この日一番の難所は、水分をたっぷりと含んだサンド質のぬかるみ。写真で見る以上に走りづらいセクションで、フロントタイヤが右に左に……と落ち着かない状況でしたが、優秀な電子制御のおかげで思いっきりアクセルを開けてクリア。

さらにブレーキも最新世代のABS Proへと進化しており、特にオフロードの走行では威力を発揮します。例えばダートでのブレーキングでフロントブレーキを使う時、強く握りすぎると前輪からズルッと転んでしまうのではないか……とか、思ってしまいますが心配はご無用。オフロード走行にも対応するABSは、舗装路と同じような感覚でフロントブレーキが使えるのです。エンデューロパークでの走行ではガレ場の下りやぬかるんだ路面も走行しましたが、躊躇せずにフロントブレーキを使用できました。また、Enduroモードではリアのブレーキスライドも可能なセッティングになっているので、リアブレーキを使ってちょっとだけリアを流して向きを変えてみようとトライしたときにも、決して滑りすぎてスピン状態に陥ったり、思ったより滑らずに違和感を覚えたりすることもない極めて自然なフィーリングでした。筆者はオフロードビギナーなので派手なアクションはできませんが、それでもなんとなく車体を振り回してオフロードで遊ぶ、という感覚を安全に楽しめたのでした。

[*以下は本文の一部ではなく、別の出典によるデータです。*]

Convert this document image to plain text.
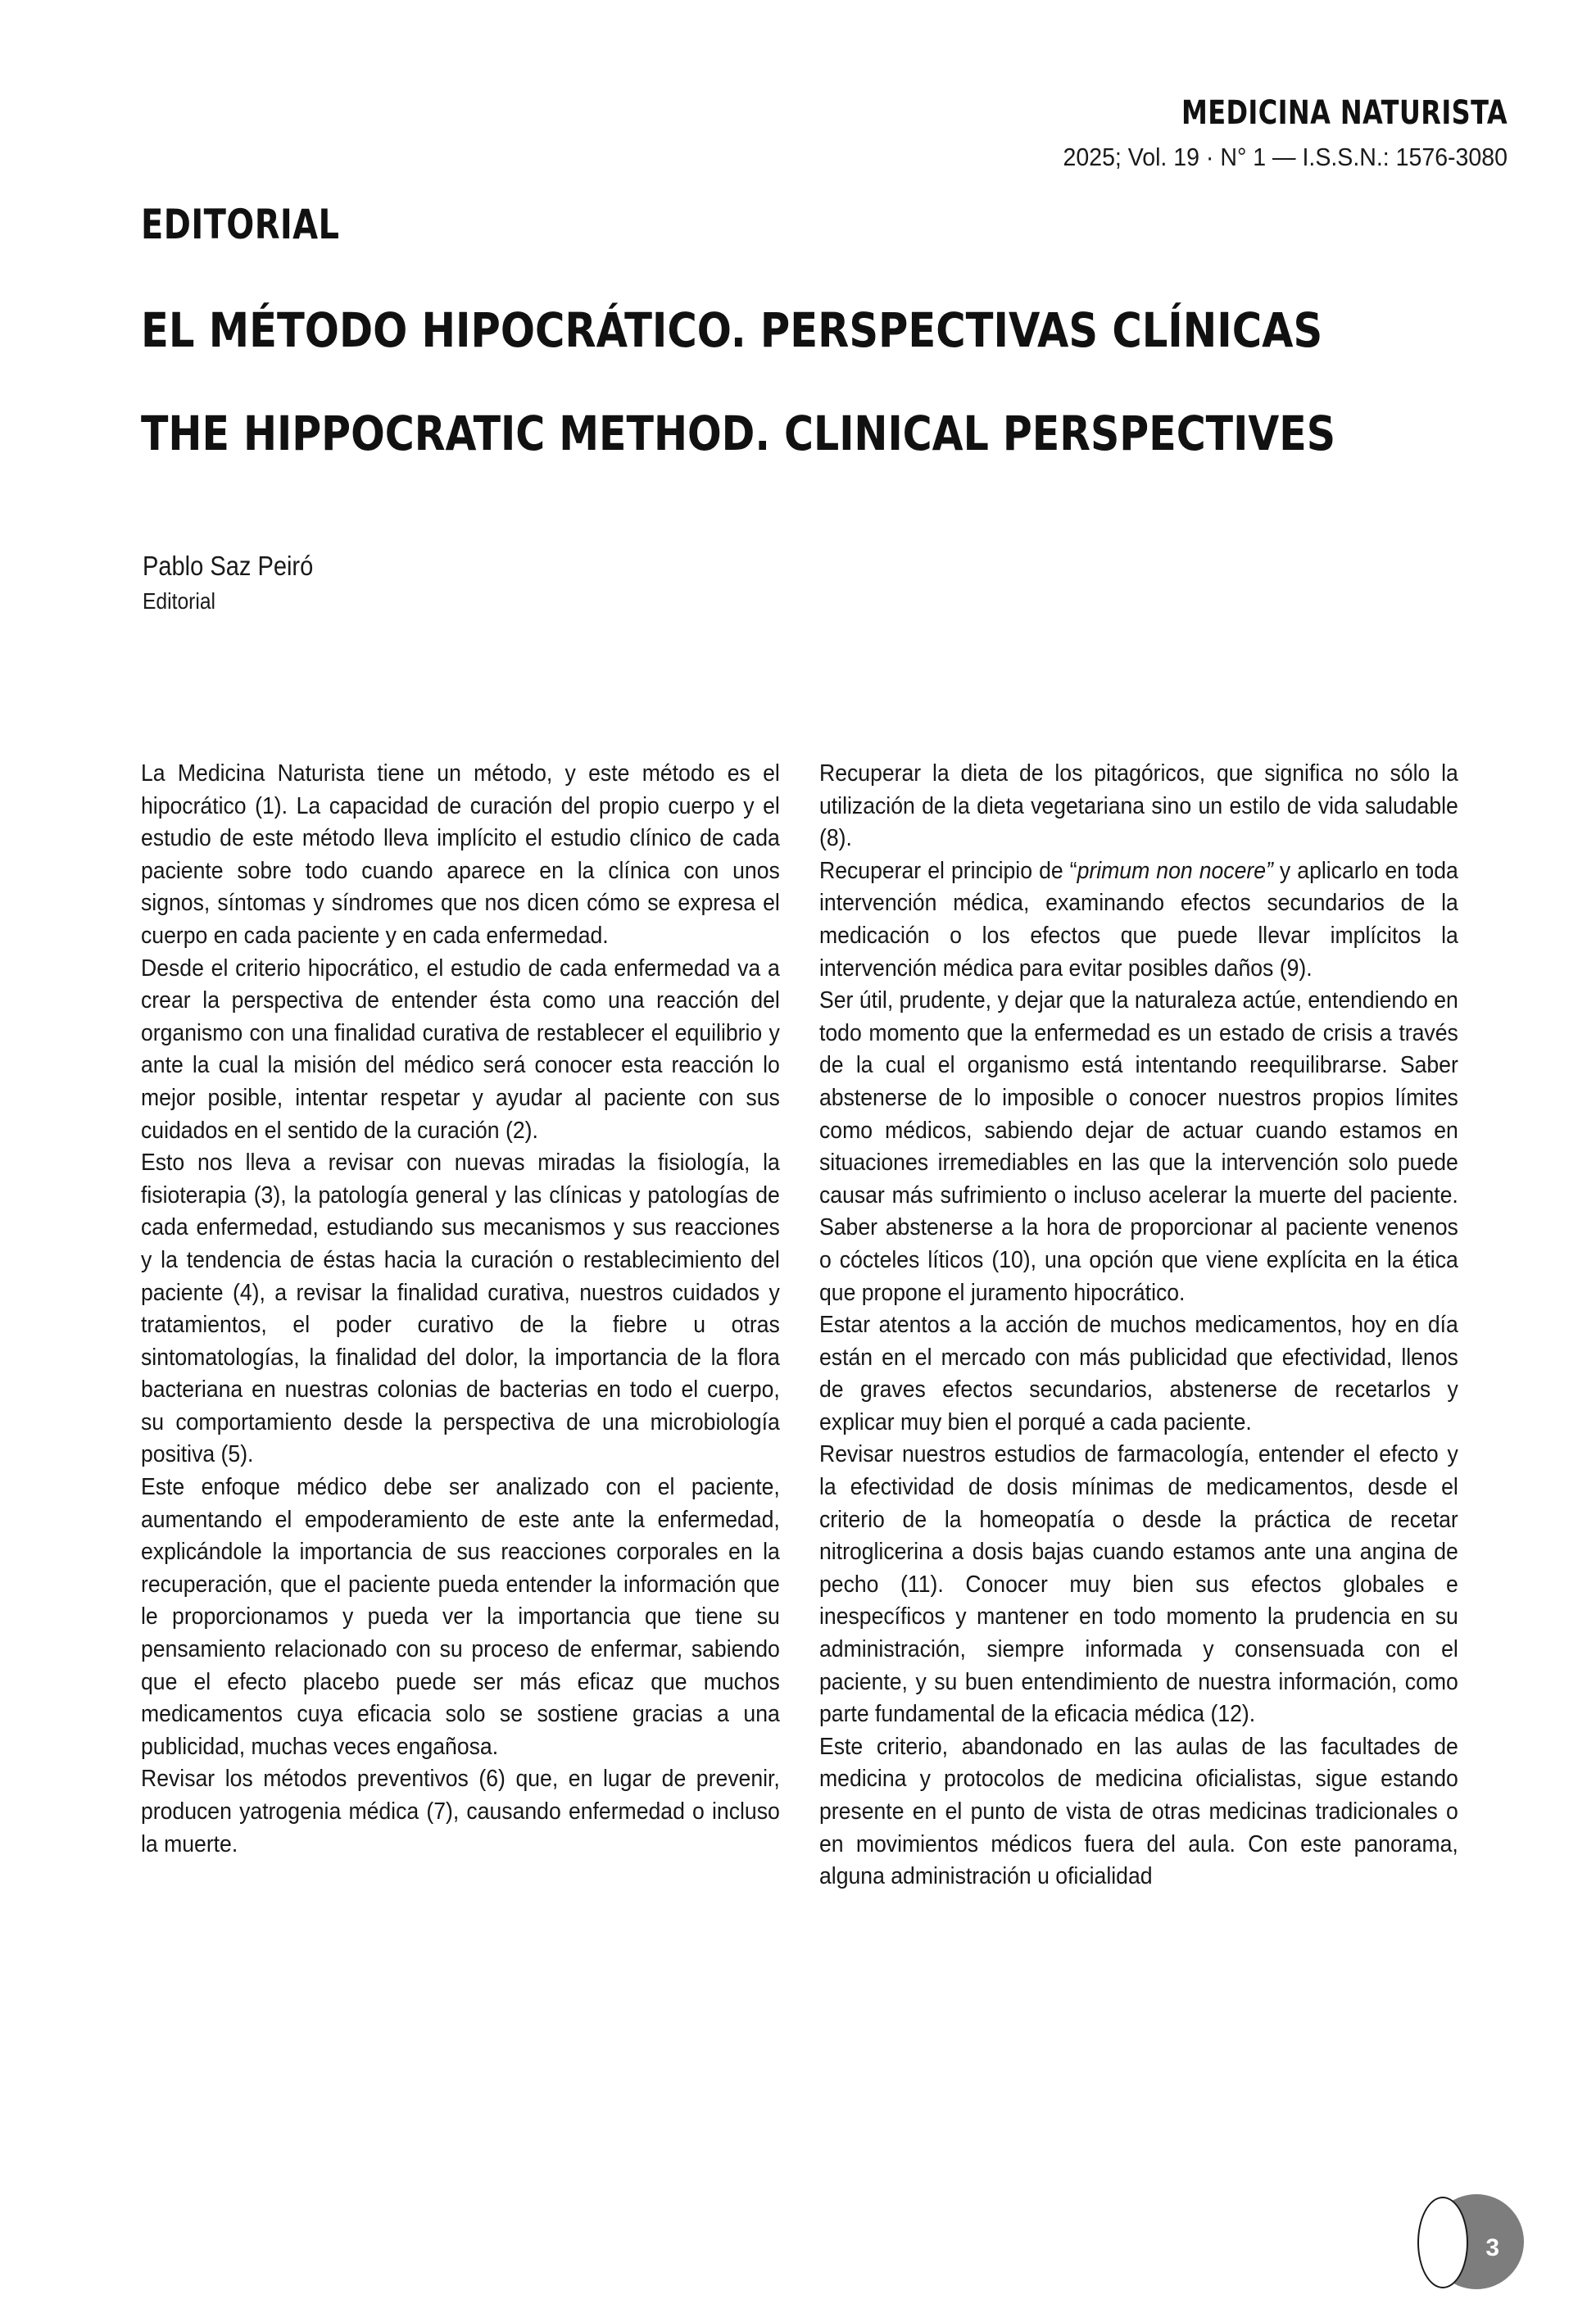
MEDICINA NATURISTA
2025; Vol. 19 · N° 1 — I.S.S.N.: 1576-3080
EDITORIAL
EL MÉTODO HIPOCRÁTICO. PERSPECTIVAS CLÍNICAS
THE HIPPOCRATIC METHOD. CLINICAL PERSPECTIVES
Pablo Saz Peiró
Editorial

La Medicina Naturista tiene un método, y este método es el hipocrático (1). La capacidad de curación del propio cuerpo y el estudio de este método lleva implícito el estudio clínico de cada paciente sobre todo cuando aparece en la clínica con unos signos, síntomas y síndromes que nos dicen cómo se expresa el cuerpo en cada paciente y en cada enfermedad.

Desde el criterio hipocrático, el estudio de cada enfermedad va a crear la perspectiva de entender ésta como una reacción del organismo con una finalidad curativa de restablecer el equilibrio y ante la cual la misión del médico será conocer esta reacción lo mejor posible, intentar respetar y ayudar al paciente con sus cuidados en el sentido de la curación (2).

Esto nos lleva a revisar con nuevas miradas la fisiología, la fisioterapia (3), la patología general y las clínicas y patologías de cada enfermedad, estudiando sus mecanismos y sus reacciones y la tendencia de éstas hacia la curación o restablecimiento del paciente (4), a revisar la finalidad curativa, nuestros cuidados y tratamientos, el poder curativo de la fiebre u otras sintomatologías, la finalidad del dolor, la importancia de la flora bacteriana en nuestras colonias de bacterias en todo el cuerpo, su comportamiento desde la perspectiva de una microbiología positiva (5).

Este enfoque médico debe ser analizado con el paciente, aumentando el empoderamiento de este ante la enfermedad, explicándole la importancia de sus reacciones corporales en la recuperación, que el paciente pueda entender la información que le proporcionamos y pueda ver la importancia que tiene su pensamiento relacionado con su proceso de enfermar, sabiendo que el efecto placebo puede ser más eficaz que muchos medicamentos cuya eficacia solo se sostiene gracias a una publicidad, muchas veces engañosa.

Revisar los métodos preventivos (6) que, en lugar de prevenir, producen yatrogenia médica (7), causando enfermedad o incluso la muerte.

Recuperar la dieta de los pitagóricos, que significa no sólo la utilización de la dieta vegetariana sino un estilo de vida saludable (8).

Recuperar el principio de “primum non nocere” y aplicarlo en toda intervención médica, examinando efectos secundarios de la medicación o los efectos que puede llevar implícitos la intervención médica para evitar posibles daños (9).

Ser útil, prudente, y dejar que la naturaleza actúe, entendiendo en todo momento que la enfermedad es un estado de crisis a través de la cual el organismo está intentando reequilibrarse. Saber abstenerse de lo imposible o conocer nuestros propios límites como médicos, sabiendo dejar de actuar cuando estamos en situaciones irremediables en las que la intervención solo puede causar más sufrimiento o incluso acelerar la muerte del paciente. Saber abstenerse a la hora de proporcionar al paciente venenos o cócteles líticos (10), una opción que viene explícita en la ética que propone el juramento hipocrático.

Estar atentos a la acción de muchos medicamentos, hoy en día están en el mercado con más publicidad que efectividad, llenos de graves efectos secundarios, abstenerse de recetarlos y explicar muy bien el porqué a cada paciente.

Revisar nuestros estudios de farmacología, entender el efecto y la efectividad de dosis mínimas de medicamentos, desde el criterio de la homeopatía o desde la práctica de recetar nitroglicerina a dosis bajas cuando estamos ante una angina de pecho (11). Conocer muy bien sus efectos globales e inespecíficos y mantener en todo momento la prudencia en su administración, siempre informada y consensuada con el paciente, y su buen entendimiento de nuestra información, como parte fundamental de la eficacia médica (12).

Este criterio, abandonado en las aulas de las facultades de medicina y protocolos de medicina oficialistas, sigue estando presente en el punto de vista de otras medicinas tradicionales o en movimientos médicos fuera del aula. Con este panorama, alguna administración u oficialidad

3
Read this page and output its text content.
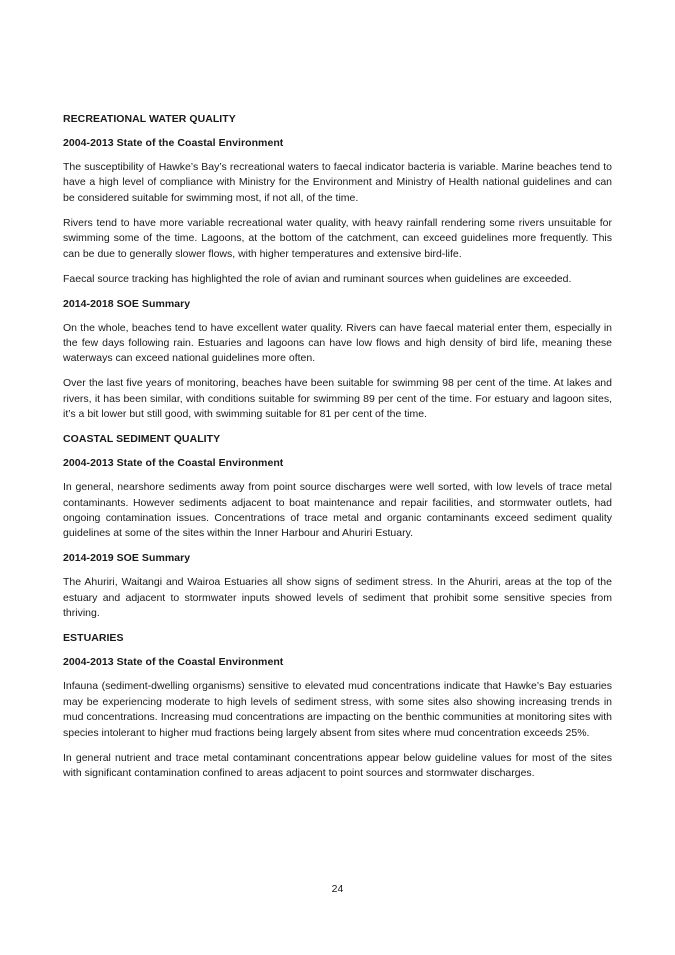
RECREATIONAL WATER QUALITY
2004-2013 State of the Coastal Environment

The susceptibility of Hawke’s Bay’s recreational waters to faecal indicator bacteria is variable. Marine beaches tend to have a high level of compliance with Ministry for the Environment and Ministry of Health national guidelines and can be considered suitable for swimming most, if not all, of the time.

Rivers tend to have more variable recreational water quality, with heavy rainfall rendering some rivers unsuitable for swimming some of the time. Lagoons, at the bottom of the catchment, can exceed guidelines more frequently. This can be due to generally slower flows, with higher temperatures and extensive bird-life.

Faecal source tracking has highlighted the role of avian and ruminant sources when guidelines are exceeded.

2014-2018 SOE Summary

On the whole, beaches tend to have excellent water quality. Rivers can have faecal material enter them, especially in the few days following rain. Estuaries and lagoons can have low flows and high density of bird life, meaning these waterways can exceed national guidelines more often.

Over the last five years of monitoring, beaches have been suitable for swimming 98 per cent of the time. At lakes and rivers, it has been similar, with conditions suitable for swimming 89 per cent of the time. For estuary and lagoon sites, it’s a bit lower but still good, with swimming suitable for 81 per cent of the time.

COASTAL SEDIMENT QUALITY
2004-2013 State of the Coastal Environment

In general, nearshore sediments away from point source discharges were well sorted, with low levels of trace metal contaminants. However sediments adjacent to boat maintenance and repair facilities, and stormwater outlets, had ongoing contamination issues. Concentrations of trace metal and organic contaminants exceed sediment quality guidelines at some of the sites within the Inner Harbour and Ahuriri Estuary.

2014-2019 SOE Summary

The Ahuriri, Waitangi and Wairoa Estuaries all show signs of sediment stress. In the Ahuriri, areas at the top of the estuary and adjacent to stormwater inputs showed levels of sediment that prohibit some sensitive species from thriving.

ESTUARIES
2004-2013 State of the Coastal Environment

Infauna (sediment-dwelling organisms) sensitive to elevated mud concentrations indicate that Hawke’s Bay estuaries may be experiencing moderate to high levels of sediment stress, with some sites also showing increasing trends in mud concentrations. Increasing mud concentrations are impacting on the benthic communities at monitoring sites with species intolerant to higher mud fractions being largely absent from sites where mud concentration exceeds 25%.

In general nutrient and trace metal contaminant concentrations appear below guideline values for most of the sites with significant contamination confined to areas adjacent to point sources and stormwater discharges.

24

パーク内にはこんな大きな水たまりも。水たまりのそこはぬかるんでいて不用意にアクセルを開けると車体が大きく流れますが、ここもトラクションコントロールの優秀さのおかげで難なくクリア。

2時間以上にわたるオフロードの試乗を終えて感じたこと。それはR 12 G/Sがピュアなオフロードバイクであるという事実でした。アーバンG/Sオーナーからすると、いままで欲しかった装備がすべて追加されている、という事実はもはや嫉妬しかありません。アーバンG/Sはストリートメインでたまにオフ、そんな遊び方を提案するモデルでしたが、はっきり言ってR 12 G/Sはその真逆のキャラクターです。

見比べるとひとめで違いがわかるR nineTアーバンG/SとR 12 G/S。車高以外で大きく異なるのはタンクの長さ。R nineTシリーズのタンクはロングタンクゆえに、オフロードで気持ちよく走るにはポジションの改善が必須。

街乗りメインの筆者にはアーバンG/Sが合っているのかもしれませんが、やはりオフロードへの憧れは捨て切れません。そんなこともあって、R 12 G/Sはいま一番欲しいバイクの筆頭です。可能であればアーバンG/Sは街乗り用に残して、R 12 G/Sをオフ専用として増車したい、そんなことを考えていたり。BMWにはR 1300 GSを筆頭にF 900 GSなどアドベンチャーモデルが豊富に揃っています。そんな中にあってR 12 G/Sは既存のGSシリーズと同等のオフロード性能を持つバイクであることは間違いありません。オフロード上級者にとっても、R 12 G/Sは間違いなく良い相棒となるでしょう。